His success convinced him he could qualify for Rio, despite only starting to play competitively two years ago.

“My challenge was a big success and one I can’t quite believe I completed if I’m honest,” said Stewart.

“I didn’t know how I would feel returning to the mountain and it was tough to go back there, but reaching the summit was such an incredible achievement and one I will never forget.”

Stewart, who receives funding from the Tennis Foundation, acknowledges that history shows most wheelchair tennis players take around six years before they make it to a Paralympic Games.

“Completing my challenge was a huge inspiration for me and has made me think, ‘why not?’, if I can do that then anything else seems do-able in comparison,” he said.

“Wheelchair tennis is so competitive – to be in the Paralympics you have to be in the top four guys in the country so it’s an incredibly hard task, especially when I’m coming into the sport so much later than some of my competitors.”

At July’s British Open Wheelchair Tennis Championships Stewart demonstrated his enormous potential, making it past the first round before putting up a spirited performance as he went down to world no.1 Maikel Scheffers.

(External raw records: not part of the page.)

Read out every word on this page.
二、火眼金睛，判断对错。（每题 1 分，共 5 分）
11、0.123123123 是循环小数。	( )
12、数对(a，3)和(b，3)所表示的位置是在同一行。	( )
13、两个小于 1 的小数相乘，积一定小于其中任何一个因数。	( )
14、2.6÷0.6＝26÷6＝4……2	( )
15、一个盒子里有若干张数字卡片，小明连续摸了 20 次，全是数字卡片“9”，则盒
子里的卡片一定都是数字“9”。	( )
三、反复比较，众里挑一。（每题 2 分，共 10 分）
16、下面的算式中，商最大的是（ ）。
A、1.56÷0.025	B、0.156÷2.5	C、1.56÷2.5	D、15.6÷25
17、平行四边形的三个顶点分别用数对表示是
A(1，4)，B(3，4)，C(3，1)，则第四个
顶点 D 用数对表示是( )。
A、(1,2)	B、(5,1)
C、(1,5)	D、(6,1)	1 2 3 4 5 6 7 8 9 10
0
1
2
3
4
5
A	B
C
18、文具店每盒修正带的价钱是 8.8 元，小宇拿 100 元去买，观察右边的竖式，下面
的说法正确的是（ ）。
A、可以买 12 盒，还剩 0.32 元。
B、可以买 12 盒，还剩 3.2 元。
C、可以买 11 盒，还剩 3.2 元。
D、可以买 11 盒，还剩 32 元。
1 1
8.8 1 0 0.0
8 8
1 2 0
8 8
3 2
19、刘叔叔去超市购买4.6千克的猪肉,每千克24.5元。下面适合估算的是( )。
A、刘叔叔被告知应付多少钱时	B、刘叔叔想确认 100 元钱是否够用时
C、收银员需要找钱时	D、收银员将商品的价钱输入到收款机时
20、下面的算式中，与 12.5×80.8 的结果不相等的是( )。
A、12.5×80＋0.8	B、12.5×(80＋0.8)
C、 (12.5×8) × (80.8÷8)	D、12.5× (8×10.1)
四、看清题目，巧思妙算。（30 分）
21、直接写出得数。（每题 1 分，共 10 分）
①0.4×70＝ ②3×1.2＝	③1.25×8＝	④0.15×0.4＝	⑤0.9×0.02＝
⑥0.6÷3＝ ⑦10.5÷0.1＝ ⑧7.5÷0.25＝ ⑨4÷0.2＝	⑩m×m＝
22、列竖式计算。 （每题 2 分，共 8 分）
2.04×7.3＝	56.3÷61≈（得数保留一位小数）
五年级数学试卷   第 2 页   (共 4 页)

At the competition he was presented with the Best Newcomer award for 2012, and now admits he has designs on breaking into the sport’s top ten.

“To win that award was really nice for me; it showed me that I had come a long way but that I’m capable of improving quickly,” he said.

“I want to be heading towards the top end of those rankings as that’s where I need to be if I want to go to Rio, and battling so well with Scheffers showed me that I have the potential.”